Now, this is by any measure better, not only for a more striking and relevant use of visuals, but forcing students to decide on using the mean themselves and realizing through their own calculations the two means are equal.
Dan finishes the lesson with a discussion of (statistical) range, which for the above example is enough to settle the matter. I feel vaguely unsatisfied with that, simply because “subtract the highest element from the lowest” is a concept my students take about 10 seconds to grasp. What could have been a complex mathematical framework veers into something almost too easy to teach (and seems to exist solely to confuse students when they encounter the other type of mathematical range).
So, how could one take this further?
Lower level mathematics:
(I made the numbers up because I do not have Dan’s original choice of route, but one could get the real estimates off Google Maps.)
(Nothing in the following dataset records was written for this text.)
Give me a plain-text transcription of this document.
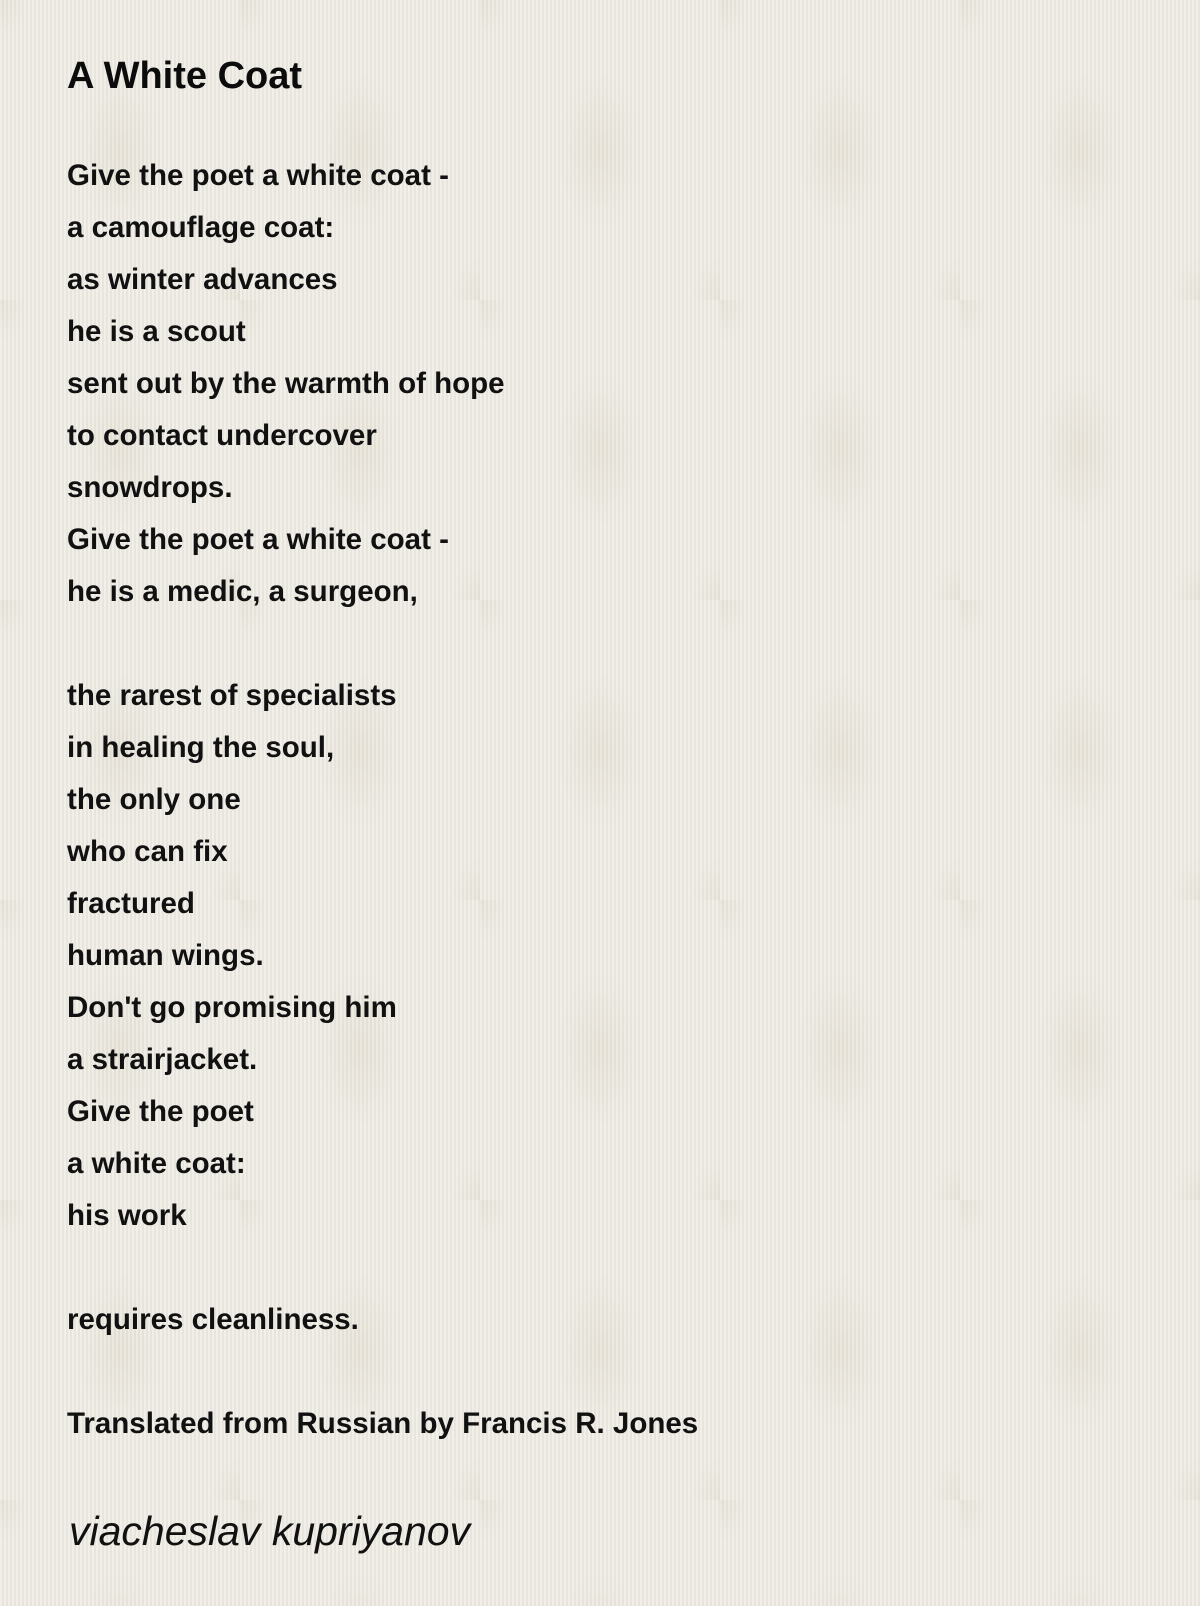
A White Coat
Give the poet a white coat -
a camouflage coat:
as winter advances
he is a scout
sent out by the warmth of hope
to contact undercover
snowdrops.
Give the poet a white coat -
he is a medic, a surgeon,
the rarest of specialists
in healing the soul,
the only one
who can fix
fractured
human wings.
Don't go promising him
a strairjacket.
Give the poet
a white coat:
his work
requires cleanliness.
Translated from Russian by Francis R. Jones
viacheslav kupriyanov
Notice how when adding up the numbers it appears the blue route is faster. Why the inconsistency? (While I made this one up, I find it a realistic reflection of my own experience with map estimates.) This can also lead to a discussion of map scale and estimates of average velocity on each street as well as average velocity for the entire route.
True ambition could lead to a geometry lesson as students figure out arc length to get at the curved streets.
Upper level mathematics:
Now the statistical ranges are equal: what metric can we use to say the green route is superior? This can lead nicely into standard deviation; I wouldn’t give the formula at all at first, but have students make various attempts at expressing the variation mathematically on their own.